In contrast, SL-based approaches learn dialog policy offline by looking at expert trajectories. These approaches are appealing because the dialog policy can be learned without human supervision. However, SL methods require many examples dialogs to reach acceptable performance levels. This trade-off is reasonable for some dialog applications such as customer service and support, where there are many examples created by human agents.

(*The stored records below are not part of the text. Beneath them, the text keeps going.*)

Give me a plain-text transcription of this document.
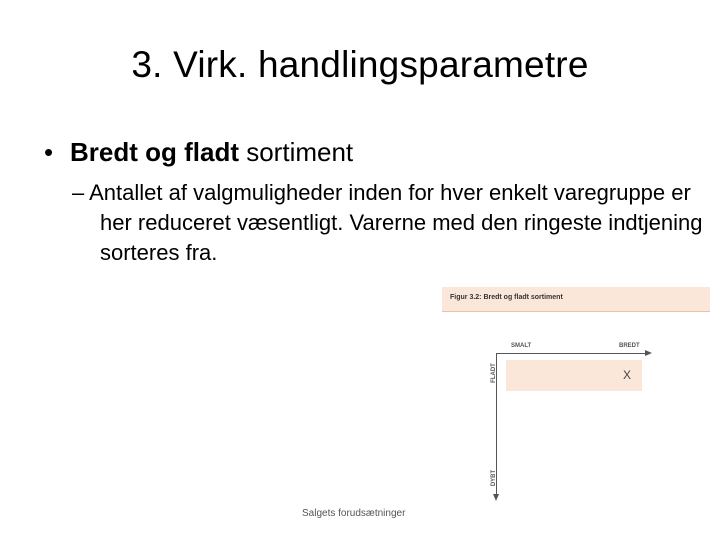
3. Virk. handlingsparametre
• Bredt og fladt sortiment
– Antallet af valgmuligheder inden for hver enkelt varegruppe er her reduceret væsentligt. Varerne med den ringeste indtjening sorteres fra.
Figur 3.2: Bredt og fladt sortiment
SMALT	BREDT
FLADT
DYBT
X
Salgets forudsætninger
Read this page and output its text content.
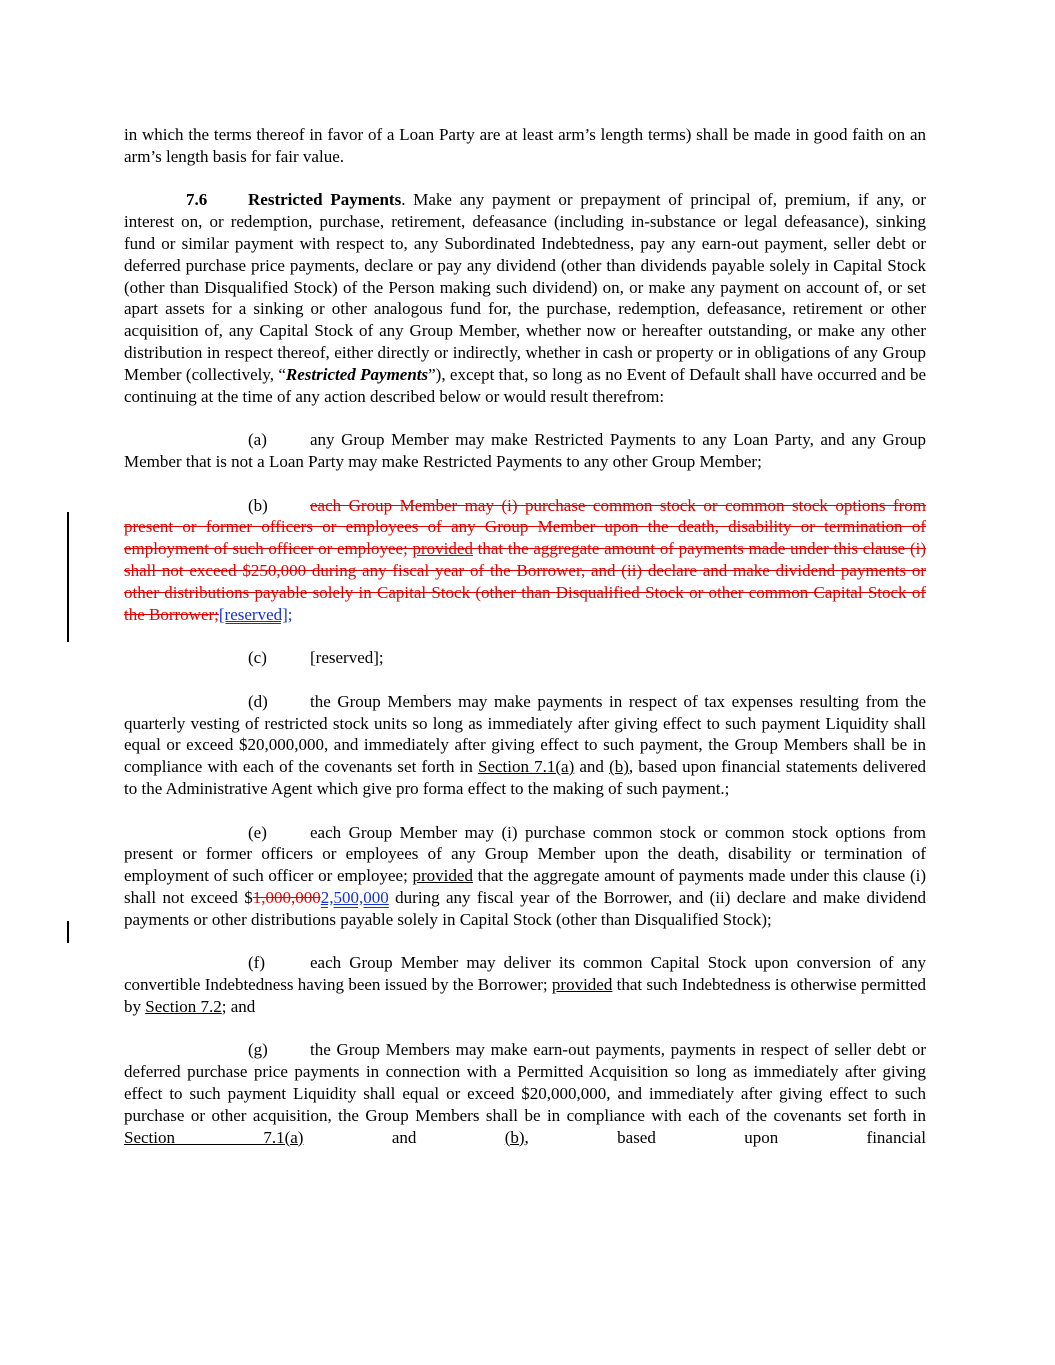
in which the terms thereof in favor of a Loan Party are at least arm’s length terms) shall be made in good faith on an arm’s length basis for fair value.

7.6 Restricted Payments. Make any payment or prepayment of principal of, premium, if any, or interest on, or redemption, purchase, retirement, defeasance (including in-substance or legal defeasance), sinking fund or similar payment with respect to, any Subordinated Indebtedness, pay any earn-out payment, seller debt or deferred purchase price payments, declare or pay any dividend (other than dividends payable solely in Capital Stock (other than Disqualified Stock) of the Person making such dividend) on, or make any payment on account of, or set apart assets for a sinking or other analogous fund for, the purchase, redemption, defeasance, retirement or other acquisition of, any Capital Stock of any Group Member, whether now or hereafter outstanding, or make any other distribution in respect thereof, either directly or indirectly, whether in cash or property or in obligations of any Group Member (collectively, “Restricted Payments”), except that, so long as no Event of Default shall have occurred and be continuing at the time of any action described below or would result therefrom:

(a)	any Group Member may make Restricted Payments to any Loan Party, and any Group Member that is not a Loan Party may make Restricted Payments to any other Group Member;

(b) each Group Member may (i) purchase common stock or common stock options from present or former officers or employees of any Group Member upon the death, disability or termination of employment of such officer or employee; provided that the aggregate amount of payments made under this clause (i) shall not exceed $250,000 during any fiscal year of the Borrower, and (ii) declare and make dividend payments or other distributions payable solely in Capital Stock (other than Disqualified Stock or other common Capital Stock of the Borrower;[reserved];

(c)	[reserved];

(d) the Group Members may make payments in respect of tax expenses resulting from the quarterly vesting of restricted stock units so long as immediately after giving effect to such payment Liquidity shall equal or exceed $20,000,000, and immediately after giving effect to such payment, the Group Members shall be in compliance with each of the covenants set forth in Section 7.1(a) and (b), based upon financial statements delivered to the Administrative Agent which give pro forma effect to the making of such payment.;

(e)	each Group Member may (i) purchase common stock or common stock options from present or former officers or employees of any Group Member upon the death, disability or termination of employment of such officer or employee; provided that the aggregate amount of payments made under this clause (i) shall not exceed $1,000,0002,500,000 during any fiscal year of the Borrower, and (ii) declare and make dividend payments or other distributions payable solely in Capital Stock (other than Disqualified Stock);

(f)	each Group Member may deliver its common Capital Stock upon conversion of any convertible Indebtedness having been issued by the Borrower; provided that such Indebtedness is otherwise permitted by Section 7.2; and

(g) the Group Members may make earn-out payments, payments in respect of seller debt or deferred purchase price payments in connection with a Permitted Acquisition so long as immediately after giving effect to such payment Liquidity shall equal or exceed $20,000,000, and immediately after giving effect to such purchase or other acquisition, the Group Members shall be in compliance with each of the covenants set forth in Section 7.1(a) and (b), based upon financial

A major disadvantage of SL is that it does not optimize for future reward. They learn to match every utterance of a training dialogue, using a loss-function like the cross entropy between predicted words distributions and the true agent utterances. However, they do not take into account the task, dialog history and the final goal. It is important to consider this, given that dialog systems are characterized by repeated and sequential interactions. Cross-entropy losses has a major flaw in that they penalize small changes to the order or choice of words even if the sentences are semantically the same. Cross-entropy loss can be a big factor in determining the validity of different responses, even if they are all valid within the context of a conversation.
Embodiments disclosed in this document can use aspects of both SL type approaches and RL types to implement highly accurate task-oriented dialog system. Embodiments may provide rewards for every step of the dialog based on the goal state. Embodiments are able to use SL-type techniques in order to learn the embeddings of dialog history at every turn, without needing additional annotation. Embodiments may add a reward to the cross-entropy that is negative at each turn. This term measures the deviation between the predicted state learned embedding and the final state embedded for the dialog. The final embedding can capture information such as the API goal call issued by the agent, or any other event/state that ends the dialog. It may also include information gathered from the customer during the dialog. This reward term encourages agents to respond in a way that moves the conversation in a positive direction within the latent space and reduces cross-entropy. This does not imply that the dialog agent is looking ahead to the customer’s final goal. Instead, the RL rewards will be shaped in training so as to encourage good behavior.